Hm - a comment from smaug that I never really paid enough attention to:

"Couldn't you create a PrintDialog protocol, and then in __delete__ continue. While you're waiting __delete__ you'd call NS_ProcessNextEvent"

Let's think about that for a second, because maybe that simplifies my code somewhat (it might eliminate my need for the LinkedList, for example).

Suppose I had a PrintDialog protocol, and when I send the async message up to the parent, I have a PrintDialogChild get instantiated and passed up (which becomes the PrintDialogParent in the parent process).

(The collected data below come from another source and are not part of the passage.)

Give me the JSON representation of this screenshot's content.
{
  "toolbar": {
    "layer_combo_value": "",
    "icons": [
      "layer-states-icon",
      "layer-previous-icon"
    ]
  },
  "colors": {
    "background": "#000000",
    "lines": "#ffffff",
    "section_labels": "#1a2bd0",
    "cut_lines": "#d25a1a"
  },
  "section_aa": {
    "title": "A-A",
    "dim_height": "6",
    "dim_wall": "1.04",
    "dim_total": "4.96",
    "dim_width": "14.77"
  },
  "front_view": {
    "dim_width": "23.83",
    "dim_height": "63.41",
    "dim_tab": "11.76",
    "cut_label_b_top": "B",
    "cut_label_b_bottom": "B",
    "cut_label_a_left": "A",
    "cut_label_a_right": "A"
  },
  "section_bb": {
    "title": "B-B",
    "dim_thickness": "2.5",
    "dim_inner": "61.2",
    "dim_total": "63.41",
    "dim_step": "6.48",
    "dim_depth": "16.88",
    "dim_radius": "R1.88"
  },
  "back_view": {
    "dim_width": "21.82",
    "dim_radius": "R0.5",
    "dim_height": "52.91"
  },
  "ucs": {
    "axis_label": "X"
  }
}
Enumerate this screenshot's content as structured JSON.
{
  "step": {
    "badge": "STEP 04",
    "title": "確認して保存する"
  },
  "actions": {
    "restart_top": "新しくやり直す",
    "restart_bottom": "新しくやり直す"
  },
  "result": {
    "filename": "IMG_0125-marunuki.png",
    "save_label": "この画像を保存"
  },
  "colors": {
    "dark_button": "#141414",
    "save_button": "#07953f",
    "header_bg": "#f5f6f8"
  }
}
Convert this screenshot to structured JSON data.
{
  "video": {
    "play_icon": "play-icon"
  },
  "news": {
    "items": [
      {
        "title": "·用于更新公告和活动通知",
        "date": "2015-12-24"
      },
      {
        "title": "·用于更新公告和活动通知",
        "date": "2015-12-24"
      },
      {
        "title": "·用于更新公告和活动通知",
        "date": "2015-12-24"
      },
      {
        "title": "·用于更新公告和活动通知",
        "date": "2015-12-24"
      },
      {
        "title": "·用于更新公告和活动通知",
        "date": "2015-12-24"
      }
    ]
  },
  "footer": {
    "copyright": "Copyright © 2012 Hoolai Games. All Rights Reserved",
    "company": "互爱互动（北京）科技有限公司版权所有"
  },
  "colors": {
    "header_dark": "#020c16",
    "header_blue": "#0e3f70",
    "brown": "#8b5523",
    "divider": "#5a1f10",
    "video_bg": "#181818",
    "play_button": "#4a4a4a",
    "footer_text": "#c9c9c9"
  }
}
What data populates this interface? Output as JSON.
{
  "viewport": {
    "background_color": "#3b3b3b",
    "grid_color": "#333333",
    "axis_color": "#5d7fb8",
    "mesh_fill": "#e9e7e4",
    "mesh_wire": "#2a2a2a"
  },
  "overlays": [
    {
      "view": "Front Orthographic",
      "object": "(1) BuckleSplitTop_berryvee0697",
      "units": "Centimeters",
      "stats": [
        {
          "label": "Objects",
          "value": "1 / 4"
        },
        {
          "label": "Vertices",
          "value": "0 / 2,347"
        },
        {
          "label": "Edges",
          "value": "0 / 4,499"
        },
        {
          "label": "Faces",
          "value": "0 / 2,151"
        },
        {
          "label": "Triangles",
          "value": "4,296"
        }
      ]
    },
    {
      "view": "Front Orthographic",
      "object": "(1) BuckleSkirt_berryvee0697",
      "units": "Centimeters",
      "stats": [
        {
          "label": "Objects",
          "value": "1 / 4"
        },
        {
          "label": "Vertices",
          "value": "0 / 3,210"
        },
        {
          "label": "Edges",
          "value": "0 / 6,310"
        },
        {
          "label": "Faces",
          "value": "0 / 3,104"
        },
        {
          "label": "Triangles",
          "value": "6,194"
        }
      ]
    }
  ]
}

When the parent process gets past the dialog, maybe the result comes down through the PrintDialogParent to the PrintDialogChild, which holds onto the information and then gets _delete_ called on it...

Then we somehow need to keep the child end of things alive even after _delete_ is called on it, so that the spinning event loop knows to exit and retrieve the info.

Ok, so I think it could be done, but I don't actually think it's a better solution right now. It actually sounds a little more complicated.

Well. Maybe I'm wrong. Let's try smaug's way. Maybe it'll be neater and cleaner. Let's just try it.

So the tradeoff seems to be that I have to do less manual mapping between "results" and nested event loops. The IPC infrastructure takes care of that. I seem to gain more files though - but they're pretty simple. I think I prefer smaug's approach. Gonna fold it in.

Try push.

Another try push because I'm a fool and had a nonsense fragment in the trychooser message commit.

Landed!

TODO:
Investigate potentiality for race conditions with multiple dialog windows closing, multiple nested event loops and settings / results being dispatched to the wrong caller.
File a bug to find a different solution than spinning an event loop in the child process. Filed this bug.